Facebook, Cambridge Analytica, And Knowing What API Consumers Are Doing With Our Data

I’m processing the recent announcement by Facebook to shut off the access of Cambridge Analytica to it’s valuable social data. The story emphasizes the importance of having a real time awareness and response to API consumers at the API management level, as well as the difficulty in ensuring that API consumers are doing what they should be with the data and content being made available via APIs. Access to platforms using APIs is more art than science, but there are some proven ways to help mitigate serious abuses, and identify the bad actors early on, and prevent their operation within the community.

While I applaud Facebook’s response, I’m guessing they could have taken more action earlier on. Their response is more about damage control to their reputation, after the fact, than it is about preventing the problem from happening. Facebook most likely had plenty of warning signs regarding what Aleksandr Kogan, Strategic Communication Laboratories (SCL), including their political data analytics firm, Cambridge Analytica, were up to. If they weren’t than that is a problem in itself, and Facebook should be investing in more policing of their API consumers activity, as they claim they are doing in their release.

If Aleksandr Kogan has that many OAuth tokens for Facebook users, then Facebook should be up in his business, better understanding what he is doing, where his money comes from, and who is partners are. I’m guessing Facebook probably had more knowledge, but because it drove traffic, generated ad revenue, and was in alignment with their business model, it wasn’t a problem. They were willing to look the other way with the data sharing that was occurring, until it became a wider problem for the election, our democracy, and in the press. Facebook should have more awareness, oversight, and enforcement at the API management layer of their platform.

This situation I think highlights another problem of doing APIs, and ensuring API consumers are behaving appropriately with the data, content, and algorithms they are accessing. It can be tough to police what a developer does with data once they’ve pulled from an API. Where they store it, and who they share it with. You just can’t trust that all developers will have the platform, as well as the end user’s best interest in mind. Once the data has left the nest, you really don’t have much control over what happens with it. There are ways you can identify unhealthy patterns of consumption via the API management layer, but Aleksandr Kogan’s quizzes probably would appear as a normal application pattern, with no clear signs of the relationships, and data sharing going on behind the scenes.

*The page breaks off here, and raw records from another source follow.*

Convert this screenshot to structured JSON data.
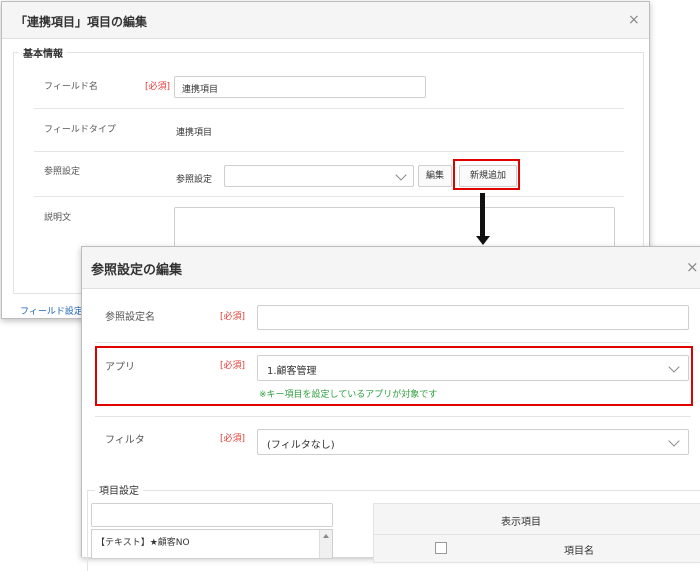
{
  "dialog1": {
    "title": "「連携項目」項目の編集",
    "section_title": "基本情報",
    "required_label": "[必須]",
    "fields": {
      "field_name_label": "フィールド名",
      "field_name_value": "連携項目",
      "field_type_label": "フィールドタイプ",
      "field_type_value": "連携項目",
      "ref_setting_label": "参照設定",
      "ref_setting_inner_label": "参照設定",
      "edit_button": "編集",
      "new_button": "新規追加",
      "description_label": "説明文"
    },
    "footer_link": "フィールド設定"
  },
  "dialog2": {
    "title": "参照設定の編集",
    "required_label": "[必須]",
    "ref_name_label": "参照設定名",
    "ref_name_value": "",
    "app_label": "アプリ",
    "app_value": "1.顧客管理",
    "app_hint": "※キー項目を設定しているアプリが対象です",
    "filter_label": "フィルタ",
    "filter_value": "(フィルタなし)",
    "item_settings_title": "項目設定",
    "list_item": "【テキスト】★顧客NO",
    "display_items_header": "表示項目",
    "item_name_header": "項目名"
  },
  "colors": {
    "highlight": "#e00000",
    "hint": "#2e9e3e",
    "required": "#e53935",
    "link": "#1a62b8"
  }
}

While I sympathize with Facebook’s struggle to police what people do with their data, I also know they haven’t invested in API management as much as they should have, and they are more than willing to overlook bad behavior when it supports their bottom line. The culture of the tech space supports and incentivizes this type of bad behavior from platforms, as well as consumers like Cambridge Analytica. This is something that regulations like GDPR out of the EU is looking to correct, but the culture in the United States is all about exploitation at this level, that is until it becomes front page news, then of course you act concerned, and begin acting accordingly. The app, big data, and API economy runs on the generating, consuming, buying, and selling of people’s data, and this type of practice isn’t going to go away anytime soon.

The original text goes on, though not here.